Gavin Sheridan of TheStory.ie separately asked the ECB to release this letter; in a response issued in February, Mario Draghi – Trichet’s successor as ECB president – refused an appeal to release it.
“The ECB must be in a position to convey pertinent and candid messages to European and national authorities of the euro area in the manner judged to be the most effective to serve the public interest,” Draghi himself wrote.
“Confidential communication must be possible and should not be undermined by the prospect of disclosure.”
This is Lenihan’s response to Trichet’s closely-guarded missive, and had originally been withheld by the Department of Finance (but subsequently released and received by TheJournal.ie today).
The letter was originally withdrawn solely on the basis that it was communication with an international body, and therefore legally exempt from FOI law.
However, FOI law provides that information which is already in the public domain can be released anyway. Given that Sheridan has now been able to get the ECB to release this letter, the Department of Finance has retrospectively approved TheJournal.ie‘s request and released it.
In the letter, Lenihan focuses on the problems that the Irish banking sector has caused – and, for the first time, tells Trichet that Ireland’s going to apply for a bailout.
The single, one-page letter – again, originally withheld for the usual reasons by the Department, but retrospectively released now – in which Lenihan applies for a bailout.
“The Irish Authorities will cooperate fully in the preparation of the joint EU-IMF programme of assistance to the Irish state that will now be required to be developed.”
There are technically two letters involved here.
The first is a two-page letter from Lenihan to his European counterparts, formally asking that Ireland be excused from funding future bailouts to Greece or anyone else who gets money from the European Financial Stability Facility. This was provided for in EFSF rules, and was quickly approved.
The second is a one-page cover letter, where Lenihan summarises his application for Rehn.
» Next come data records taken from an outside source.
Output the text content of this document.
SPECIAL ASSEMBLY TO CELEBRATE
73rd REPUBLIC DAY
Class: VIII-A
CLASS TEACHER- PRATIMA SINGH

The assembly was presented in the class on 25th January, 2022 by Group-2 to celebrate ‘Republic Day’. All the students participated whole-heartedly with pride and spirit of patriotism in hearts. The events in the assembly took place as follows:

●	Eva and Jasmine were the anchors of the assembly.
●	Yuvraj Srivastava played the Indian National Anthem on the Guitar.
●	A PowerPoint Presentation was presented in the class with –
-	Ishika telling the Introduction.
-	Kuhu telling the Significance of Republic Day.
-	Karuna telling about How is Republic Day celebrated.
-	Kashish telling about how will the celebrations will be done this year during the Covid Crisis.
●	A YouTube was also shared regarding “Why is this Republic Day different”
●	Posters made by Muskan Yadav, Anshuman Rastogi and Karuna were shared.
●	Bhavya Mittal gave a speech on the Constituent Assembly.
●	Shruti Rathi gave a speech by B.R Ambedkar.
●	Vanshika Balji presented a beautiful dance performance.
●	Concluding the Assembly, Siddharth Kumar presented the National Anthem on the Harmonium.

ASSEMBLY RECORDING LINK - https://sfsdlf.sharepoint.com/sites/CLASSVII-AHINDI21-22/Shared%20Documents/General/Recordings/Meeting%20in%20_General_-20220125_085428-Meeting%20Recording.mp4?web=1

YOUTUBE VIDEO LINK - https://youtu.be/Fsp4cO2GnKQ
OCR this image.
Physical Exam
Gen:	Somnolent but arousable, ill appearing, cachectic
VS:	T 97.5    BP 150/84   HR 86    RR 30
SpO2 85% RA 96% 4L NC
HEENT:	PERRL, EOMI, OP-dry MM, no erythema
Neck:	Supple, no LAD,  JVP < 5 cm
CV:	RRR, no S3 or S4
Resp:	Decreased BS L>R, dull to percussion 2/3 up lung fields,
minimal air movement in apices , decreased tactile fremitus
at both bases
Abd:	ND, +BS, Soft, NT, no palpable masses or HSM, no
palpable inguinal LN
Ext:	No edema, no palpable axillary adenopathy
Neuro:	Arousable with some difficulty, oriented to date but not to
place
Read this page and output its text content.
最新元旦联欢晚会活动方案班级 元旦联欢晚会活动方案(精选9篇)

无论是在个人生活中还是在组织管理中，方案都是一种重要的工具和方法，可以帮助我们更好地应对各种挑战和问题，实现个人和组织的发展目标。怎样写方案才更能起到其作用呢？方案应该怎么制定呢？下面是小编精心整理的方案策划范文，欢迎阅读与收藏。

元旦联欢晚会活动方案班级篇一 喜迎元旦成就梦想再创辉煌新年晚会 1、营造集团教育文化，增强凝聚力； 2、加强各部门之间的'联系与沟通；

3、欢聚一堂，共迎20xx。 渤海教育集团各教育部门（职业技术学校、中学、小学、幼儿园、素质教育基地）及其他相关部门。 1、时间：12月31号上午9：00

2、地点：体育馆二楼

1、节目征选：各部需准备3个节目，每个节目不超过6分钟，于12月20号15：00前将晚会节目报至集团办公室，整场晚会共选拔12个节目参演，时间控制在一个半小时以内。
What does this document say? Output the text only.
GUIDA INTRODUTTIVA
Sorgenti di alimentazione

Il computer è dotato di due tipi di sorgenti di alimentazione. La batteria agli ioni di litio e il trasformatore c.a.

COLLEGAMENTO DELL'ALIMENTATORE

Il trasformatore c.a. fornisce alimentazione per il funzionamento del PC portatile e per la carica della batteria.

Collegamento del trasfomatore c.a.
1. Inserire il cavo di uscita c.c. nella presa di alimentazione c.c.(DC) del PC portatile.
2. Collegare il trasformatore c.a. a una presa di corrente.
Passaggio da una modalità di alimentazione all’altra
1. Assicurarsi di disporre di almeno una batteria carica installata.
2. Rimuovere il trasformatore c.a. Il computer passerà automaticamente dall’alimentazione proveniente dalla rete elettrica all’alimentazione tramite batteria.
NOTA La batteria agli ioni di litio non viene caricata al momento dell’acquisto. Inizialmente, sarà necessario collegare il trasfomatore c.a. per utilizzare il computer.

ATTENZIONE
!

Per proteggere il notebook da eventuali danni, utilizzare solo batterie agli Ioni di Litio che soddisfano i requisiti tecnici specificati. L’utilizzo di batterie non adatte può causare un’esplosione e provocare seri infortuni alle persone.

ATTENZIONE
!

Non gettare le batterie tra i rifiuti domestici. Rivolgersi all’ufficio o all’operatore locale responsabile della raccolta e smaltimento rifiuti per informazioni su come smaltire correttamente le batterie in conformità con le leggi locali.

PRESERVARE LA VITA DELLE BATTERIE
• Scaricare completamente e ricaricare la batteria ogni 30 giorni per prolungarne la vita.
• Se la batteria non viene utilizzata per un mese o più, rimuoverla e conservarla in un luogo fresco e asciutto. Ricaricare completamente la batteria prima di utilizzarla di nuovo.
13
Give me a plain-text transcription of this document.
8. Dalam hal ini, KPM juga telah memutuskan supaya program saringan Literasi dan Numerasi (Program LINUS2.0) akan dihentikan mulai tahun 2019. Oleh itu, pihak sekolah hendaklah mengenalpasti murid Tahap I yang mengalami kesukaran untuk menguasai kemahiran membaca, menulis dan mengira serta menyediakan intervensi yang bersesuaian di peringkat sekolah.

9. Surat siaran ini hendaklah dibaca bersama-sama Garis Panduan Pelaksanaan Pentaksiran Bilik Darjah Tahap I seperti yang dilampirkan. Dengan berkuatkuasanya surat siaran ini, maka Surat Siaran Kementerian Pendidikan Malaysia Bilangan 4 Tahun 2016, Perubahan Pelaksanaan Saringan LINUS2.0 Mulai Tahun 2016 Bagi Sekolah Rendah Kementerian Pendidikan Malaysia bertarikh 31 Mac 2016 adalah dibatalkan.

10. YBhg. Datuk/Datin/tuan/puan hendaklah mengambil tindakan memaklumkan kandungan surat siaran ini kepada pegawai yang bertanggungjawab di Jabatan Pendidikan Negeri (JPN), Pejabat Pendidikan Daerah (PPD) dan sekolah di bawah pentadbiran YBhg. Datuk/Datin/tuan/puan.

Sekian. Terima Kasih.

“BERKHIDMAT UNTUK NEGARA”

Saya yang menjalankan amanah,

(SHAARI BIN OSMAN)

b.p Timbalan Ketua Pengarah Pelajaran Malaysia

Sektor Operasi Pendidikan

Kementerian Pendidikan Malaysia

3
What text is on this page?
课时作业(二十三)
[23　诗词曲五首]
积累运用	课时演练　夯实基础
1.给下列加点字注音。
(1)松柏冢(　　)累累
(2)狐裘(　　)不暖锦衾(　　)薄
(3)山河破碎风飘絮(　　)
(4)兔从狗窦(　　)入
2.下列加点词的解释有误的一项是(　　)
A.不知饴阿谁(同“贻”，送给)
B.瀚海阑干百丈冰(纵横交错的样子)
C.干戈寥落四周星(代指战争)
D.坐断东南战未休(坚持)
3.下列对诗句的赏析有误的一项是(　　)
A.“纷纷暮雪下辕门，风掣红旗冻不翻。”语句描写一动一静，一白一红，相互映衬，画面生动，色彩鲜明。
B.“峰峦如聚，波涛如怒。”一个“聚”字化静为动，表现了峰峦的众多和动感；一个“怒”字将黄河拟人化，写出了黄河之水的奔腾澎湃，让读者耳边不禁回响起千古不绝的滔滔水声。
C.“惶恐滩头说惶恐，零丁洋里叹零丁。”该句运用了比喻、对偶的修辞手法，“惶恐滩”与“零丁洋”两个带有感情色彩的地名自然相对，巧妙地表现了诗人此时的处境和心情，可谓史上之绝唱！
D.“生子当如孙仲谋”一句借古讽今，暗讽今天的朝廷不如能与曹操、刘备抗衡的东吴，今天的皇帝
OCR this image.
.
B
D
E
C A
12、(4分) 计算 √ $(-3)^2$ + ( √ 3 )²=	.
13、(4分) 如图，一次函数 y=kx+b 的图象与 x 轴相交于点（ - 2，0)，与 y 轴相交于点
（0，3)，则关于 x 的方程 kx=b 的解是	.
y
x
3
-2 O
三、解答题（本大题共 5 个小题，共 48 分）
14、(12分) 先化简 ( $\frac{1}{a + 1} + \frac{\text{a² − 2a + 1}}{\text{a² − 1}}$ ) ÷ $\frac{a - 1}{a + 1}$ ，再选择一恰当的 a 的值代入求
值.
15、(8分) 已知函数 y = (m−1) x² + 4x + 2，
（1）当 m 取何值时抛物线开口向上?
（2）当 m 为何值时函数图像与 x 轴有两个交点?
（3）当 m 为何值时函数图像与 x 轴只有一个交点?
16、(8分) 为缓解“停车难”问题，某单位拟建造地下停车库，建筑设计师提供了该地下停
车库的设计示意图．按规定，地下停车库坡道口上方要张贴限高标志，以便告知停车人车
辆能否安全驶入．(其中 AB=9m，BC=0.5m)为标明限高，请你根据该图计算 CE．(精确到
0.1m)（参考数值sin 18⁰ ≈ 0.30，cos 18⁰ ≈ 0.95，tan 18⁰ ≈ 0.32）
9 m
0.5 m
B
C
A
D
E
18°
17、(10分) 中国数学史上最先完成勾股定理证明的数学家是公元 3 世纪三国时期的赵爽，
The first letter remains withheld for the usual reasons; the second had also been withheld until this week’s developments.
This is a two-page letter in which Osborne, Britain’s Chancellor of the Exchequer, discusses proposals to increase financial stability.
It was exempt from release for two reasons: firstly, because it “contains information communicated by a person acting on behalf of another government”. This is therefore legally barred from release.
The second reason for it being withheld is that it, like earlier examples, contains information which – if made public – could “have a serious adverse effect on the financial interests of the State”.